NNA gathers to fight ad tax

April 2, 2015

BY Tonda F. Rush


WASHINGTON—Newspaper executives from 24 states descended upon Capitol Hill in March to push back against proposals to tax advertising at the federal level by denying full expense deductions to advertisers.

Stopping the advertising tax was the top priority of the National Newspaper Association’s 2015 We Believe in Newspapers Leadership Summit.

Megan Brennan, the newly named 74th postmaster general, also directed attendees’ attention to the Postal Service’s need for legislative assistance. Brennan told publishers that the congressional mandate upon USPS to prepay its retiree health benefits, which costs about $5.5 billion a year, is crippling the institution’s balance sheet. She called for all stakeholders to come up with common sense revisions in the postal laws and quickly move to resolution before Congress completes this year’s session and moves into the 2016 election year.

On the advertising tax, NNA’s partner in the Advertising Coalition, Jim Davidson of the Polsinelli law firm, told them that the proposal to tax advertising that was floated at the end of the 113th Congress remains a viable threat.

Both House and Senate leadership last year suggested that in its pending rewrite of the tax code—something that has not occurred since 1986—it could consider changing the way advertisers deduct their business expenses. It would permit a business to deduct only half of a current year’s advertising expenditures and require amortization of the other half more than 5 years (Senate version) or 10 years (House version.) The tax writers estimated the change in tax would raise $169 billion in federal revenues.

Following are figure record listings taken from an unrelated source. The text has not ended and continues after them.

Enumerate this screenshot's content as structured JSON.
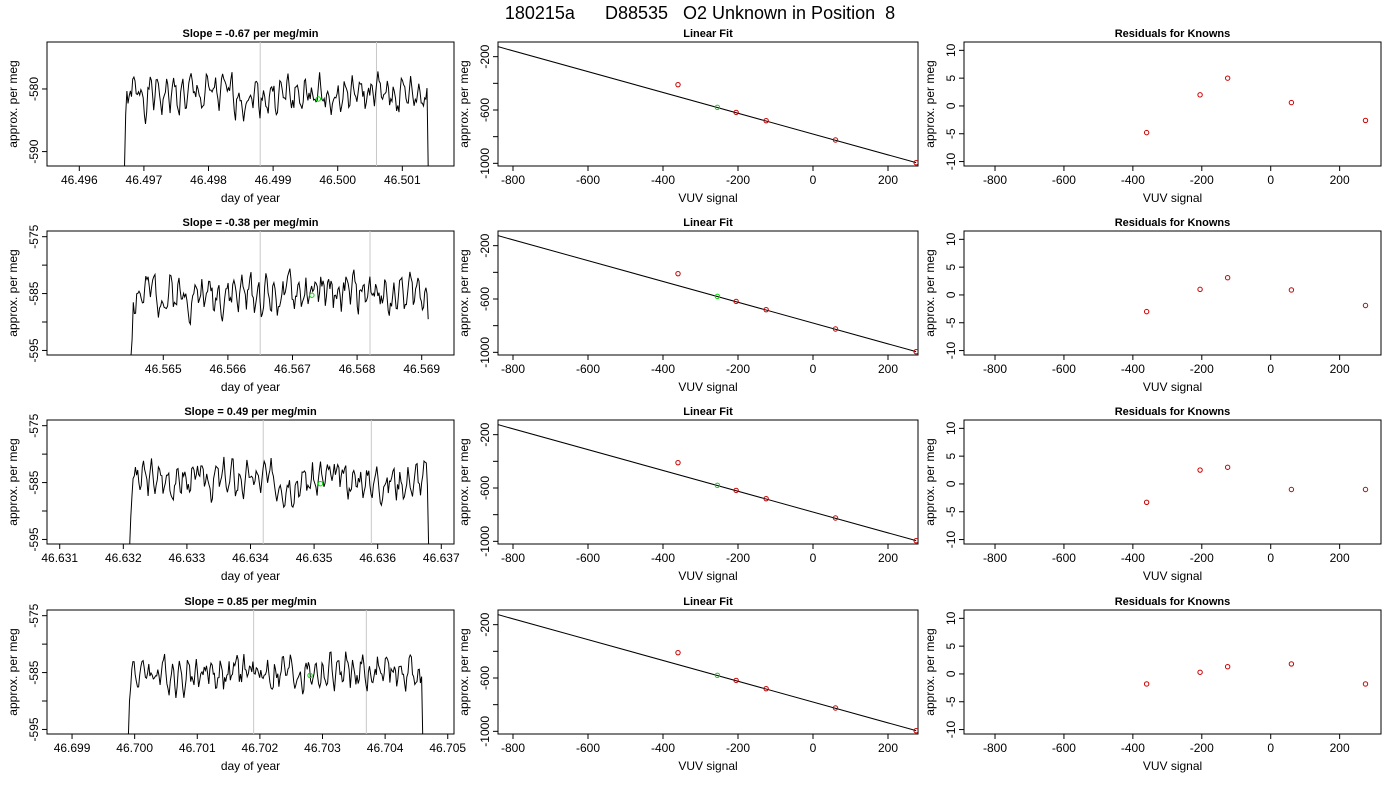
{
  "title": "180215a      D88535   O2 Unknown in Position  8",
  "chart_data": [
    {
      "type": "line",
      "title": "Slope =  -0.67  per meg/min",
      "xlabel": "day of year",
      "ylabel": "approx. per meg",
      "xlim": [
        46.4955,
        46.5018
      ],
      "ylim": [
        -592.3,
        -572.5
      ],
      "xticks": [
        "46.496",
        "46.497",
        "46.498",
        "46.499",
        "46.500",
        "46.501"
      ],
      "xtick_values": [
        46.496,
        46.497,
        46.498,
        46.499,
        46.5,
        46.501
      ],
      "yticks": [
        "-590",
        "-580"
      ],
      "ytick_values": [
        -590,
        -580
      ],
      "grid": false,
      "vlines": [
        46.4988,
        46.5006
      ],
      "x_start": 46.4967,
      "x_end": 46.5014,
      "y_start": -592.5,
      "y_mean": -581.0,
      "y_amp": 1.7,
      "y_rise": -584.0,
      "y_end": -592.5,
      "seed": 1,
      "marker": {
        "x": 46.4997,
        "y": -581.6,
        "color": "#00dd00"
      }
    },
    {
      "type": "scatter",
      "title": "Linear Fit",
      "xlabel": "VUV signal",
      "ylabel": "approx. per meg",
      "xlim": [
        -840,
        280
      ],
      "ylim": [
        -1020,
        -90
      ],
      "xticks": [
        "-800",
        "-600",
        "-400",
        "-200",
        "0",
        "200"
      ],
      "xtick_values": [
        -800,
        -600,
        -400,
        -200,
        0,
        200
      ],
      "yticks": [
        "-200",
        "-600",
        "-1000"
      ],
      "ytick_values": [
        -200,
        -600,
        -1000
      ],
      "minor_yticks": [
        -400,
        -800
      ],
      "grid": false,
      "fit_line": {
        "x": [
          -840,
          275
        ],
        "y": [
          -125,
          -995
        ]
      },
      "points": {
        "x": [
          -360,
          -205,
          -125,
          60,
          275
        ],
        "y": [
          -410,
          -618,
          -680,
          -825,
          -995
        ],
        "color": "#cc0000"
      },
      "marker": {
        "x": -255,
        "y": -580,
        "color": "#00dd00"
      }
    },
    {
      "type": "scatter",
      "title": "Residuals for Knowns",
      "xlabel": "VUV signal",
      "ylabel": "approx. per meg",
      "xlim": [
        -890,
        320
      ],
      "ylim": [
        -10.8,
        11.5
      ],
      "xticks": [
        "-800",
        "-600",
        "-400",
        "-200",
        "0",
        "200"
      ],
      "xtick_values": [
        -800,
        -600,
        -400,
        -200,
        0,
        200
      ],
      "yticks": [
        "-10",
        "-5",
        "0",
        "5",
        "10"
      ],
      "ytick_values": [
        -10,
        -5,
        0,
        5,
        10
      ],
      "grid": false,
      "points": {
        "x": [
          -360,
          -205,
          -125,
          60,
          275
        ],
        "y": [
          -4.8,
          2.0,
          5.0,
          0.6,
          -2.6
        ],
        "color": "#cc0000"
      }
    },
    {
      "type": "line",
      "title": "Slope =  -0.38  per meg/min",
      "xlabel": "day of year",
      "ylabel": "approx. per meg",
      "xlim": [
        46.5632,
        46.5695
      ],
      "ylim": [
        -595.8,
        -574.0
      ],
      "xticks": [
        "46.565",
        "46.566",
        "46.567",
        "46.568",
        "46.569"
      ],
      "xtick_values": [
        46.565,
        46.566,
        46.567,
        46.568,
        46.569
      ],
      "yticks": [
        "-575",
        "-585",
        "-595"
      ],
      "ytick_values": [
        -575,
        -585,
        -595
      ],
      "minor_yticks": [
        -580,
        -590
      ],
      "grid": false,
      "vlines": [
        46.5665,
        46.5682
      ],
      "x_start": 46.5645,
      "x_end": 46.5691,
      "y_start": -596.0,
      "y_mean": -585.0,
      "y_amp": 1.9,
      "y_rise": -593.0,
      "y_end": -589.5,
      "seed": 2,
      "marker": {
        "x": 46.5673,
        "y": -585.3,
        "color": "#00dd00"
      }
    },
    {
      "type": "scatter",
      "title": "Linear Fit",
      "xlabel": "VUV signal",
      "ylabel": "approx. per meg",
      "xlim": [
        -840,
        280
      ],
      "ylim": [
        -1020,
        -90
      ],
      "xticks": [
        "-800",
        "-600",
        "-400",
        "-200",
        "0",
        "200"
      ],
      "xtick_values": [
        -800,
        -600,
        -400,
        -200,
        0,
        200
      ],
      "yticks": [
        "-200",
        "-600",
        "-1000"
      ],
      "ytick_values": [
        -200,
        -600,
        -1000
      ],
      "minor_yticks": [
        -400,
        -800
      ],
      "grid": false,
      "fit_line": {
        "x": [
          -840,
          275
        ],
        "y": [
          -125,
          -995
        ]
      },
      "points": {
        "x": [
          -360,
          -205,
          -125,
          60,
          275
        ],
        "y": [
          -410,
          -618,
          -680,
          -825,
          -995
        ],
        "color": "#cc0000"
      },
      "marker": {
        "x": -255,
        "y": -580,
        "color": "#00dd00"
      }
    },
    {
      "type": "scatter",
      "title": "Residuals for Knowns",
      "xlabel": "VUV signal",
      "ylabel": "approx. per meg",
      "xlim": [
        -890,
        320
      ],
      "ylim": [
        -10.8,
        11.5
      ],
      "xticks": [
        "-800",
        "-600",
        "-400",
        "-200",
        "0",
        "200"
      ],
      "xtick_values": [
        -800,
        -600,
        -400,
        -200,
        0,
        200
      ],
      "yticks": [
        "-10",
        "-5",
        "0",
        "5",
        "10"
      ],
      "ytick_values": [
        -10,
        -5,
        0,
        5,
        10
      ],
      "grid": false,
      "points": {
        "x": [
          -360,
          -205,
          -125,
          60,
          275
        ],
        "y": [
          -3.0,
          1.0,
          3.1,
          0.9,
          -1.9
        ],
        "color": "#cc0000"
      }
    },
    {
      "type": "line",
      "title": "Slope =  0.49  per meg/min",
      "xlabel": "day of year",
      "ylabel": "approx. per meg",
      "xlim": [
        46.6308,
        46.6372
      ],
      "ylim": [
        -595.8,
        -574.0
      ],
      "xticks": [
        "46.631",
        "46.632",
        "46.633",
        "46.634",
        "46.635",
        "46.636",
        "46.637"
      ],
      "xtick_values": [
        46.631,
        46.632,
        46.633,
        46.634,
        46.635,
        46.636,
        46.637
      ],
      "yticks": [
        "-575",
        "-585",
        "-595"
      ],
      "ytick_values": [
        -575,
        -585,
        -595
      ],
      "minor_yticks": [
        -580,
        -590
      ],
      "grid": false,
      "vlines": [
        46.6342,
        46.6359
      ],
      "x_start": 46.6321,
      "x_end": 46.6368,
      "y_start": -596.0,
      "y_mean": -584.5,
      "y_amp": 1.8,
      "y_rise": -591.0,
      "y_end": -596.0,
      "seed": 3,
      "marker": {
        "x": 46.6351,
        "y": -585.2,
        "color": "#00dd00"
      }
    },
    {
      "type": "scatter",
      "title": "Linear Fit",
      "xlabel": "VUV signal",
      "ylabel": "approx. per meg",
      "xlim": [
        -840,
        280
      ],
      "ylim": [
        -1020,
        -90
      ],
      "xticks": [
        "-800",
        "-600",
        "-400",
        "-200",
        "0",
        "200"
      ],
      "xtick_values": [
        -800,
        -600,
        -400,
        -200,
        0,
        200
      ],
      "yticks": [
        "-200",
        "-600",
        "-1000"
      ],
      "ytick_values": [
        -200,
        -600,
        -1000
      ],
      "minor_yticks": [
        -400,
        -800
      ],
      "grid": false,
      "fit_line": {
        "x": [
          -840,
          275
        ],
        "y": [
          -125,
          -995
        ]
      },
      "points": {
        "x": [
          -360,
          -205,
          -125,
          60,
          275
        ],
        "y": [
          -410,
          -618,
          -680,
          -825,
          -995
        ],
        "color": "#cc0000"
      },
      "marker": {
        "x": -255,
        "y": -580,
        "color": "#00dd00"
      }
    },
    {
      "type": "scatter",
      "title": "Residuals for Knowns",
      "xlabel": "VUV signal",
      "ylabel": "approx. per meg",
      "xlim": [
        -890,
        320
      ],
      "ylim": [
        -10.8,
        11.5
      ],
      "xticks": [
        "-800",
        "-600",
        "-400",
        "-200",
        "0",
        "200"
      ],
      "xtick_values": [
        -800,
        -600,
        -400,
        -200,
        0,
        200
      ],
      "yticks": [
        "-10",
        "-5",
        "0",
        "5",
        "10"
      ],
      "ytick_values": [
        -10,
        -5,
        0,
        5,
        10
      ],
      "grid": false,
      "points": {
        "x": [
          -360,
          -205,
          -125,
          60,
          275
        ],
        "y": [
          -3.3,
          2.5,
          3.0,
          -1.0,
          -1.0
        ],
        "color": "#cc0000"
      }
    },
    {
      "type": "line",
      "title": "Slope =  0.85  per meg/min",
      "xlabel": "day of year",
      "ylabel": "approx. per meg",
      "xlim": [
        46.6986,
        46.7051
      ],
      "ylim": [
        -595.8,
        -574.0
      ],
      "xticks": [
        "46.699",
        "46.700",
        "46.701",
        "46.702",
        "46.703",
        "46.704",
        "46.705"
      ],
      "xtick_values": [
        46.699,
        46.7,
        46.701,
        46.702,
        46.703,
        46.704,
        46.705
      ],
      "yticks": [
        "-575",
        "-585",
        "-595"
      ],
      "ytick_values": [
        -575,
        -585,
        -595
      ],
      "minor_yticks": [
        -580,
        -590
      ],
      "grid": false,
      "vlines": [
        46.7019,
        46.7037
      ],
      "x_start": 46.6999,
      "x_end": 46.7046,
      "y_start": -596.0,
      "y_mean": -585.0,
      "y_amp": 1.8,
      "y_rise": -590.0,
      "y_end": -596.0,
      "seed": 4,
      "marker": {
        "x": 46.7028,
        "y": -585.5,
        "color": "#00dd00"
      }
    },
    {
      "type": "scatter",
      "title": "Linear Fit",
      "xlabel": "VUV signal",
      "ylabel": "approx. per meg",
      "xlim": [
        -840,
        280
      ],
      "ylim": [
        -1020,
        -90
      ],
      "xticks": [
        "-800",
        "-600",
        "-400",
        "-200",
        "0",
        "200"
      ],
      "xtick_values": [
        -800,
        -600,
        -400,
        -200,
        0,
        200
      ],
      "yticks": [
        "-200",
        "-600",
        "-1000"
      ],
      "ytick_values": [
        -200,
        -600,
        -1000
      ],
      "minor_yticks": [
        -400,
        -800
      ],
      "grid": false,
      "fit_line": {
        "x": [
          -840,
          275
        ],
        "y": [
          -125,
          -995
        ]
      },
      "points": {
        "x": [
          -360,
          -205,
          -125,
          60,
          275
        ],
        "y": [
          -410,
          -618,
          -680,
          -825,
          -995
        ],
        "color": "#cc0000"
      },
      "marker": {
        "x": -255,
        "y": -580,
        "color": "#00dd00"
      }
    },
    {
      "type": "scatter",
      "title": "Residuals for Knowns",
      "xlabel": "VUV signal",
      "ylabel": "approx. per meg",
      "xlim": [
        -890,
        320
      ],
      "ylim": [
        -10.8,
        11.5
      ],
      "xticks": [
        "-800",
        "-600",
        "-400",
        "-200",
        "0",
        "200"
      ],
      "xtick_values": [
        -800,
        -600,
        -400,
        -200,
        0,
        200
      ],
      "yticks": [
        "-10",
        "-5",
        "0",
        "5",
        "10"
      ],
      "ytick_values": [
        -10,
        -5,
        0,
        5,
        10
      ],
      "grid": false,
      "points": {
        "x": [
          -360,
          -205,
          -125,
          60,
          275
        ],
        "y": [
          -1.8,
          0.3,
          1.3,
          1.8,
          -1.8
        ],
        "color": "#cc0000"
      }
    }
  ]
}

But Davidson said the loss of each ad dollar would cost about $22 in sales in the larger economy. He urged NNA members to remind their congressional delegations that the loss of sales would have an impact upon local economies. He said the advocates of the change think it would help to offset a new corporate tax rate for multinational corporations, setting up a classic counterpoint between Wall Street and Main Street.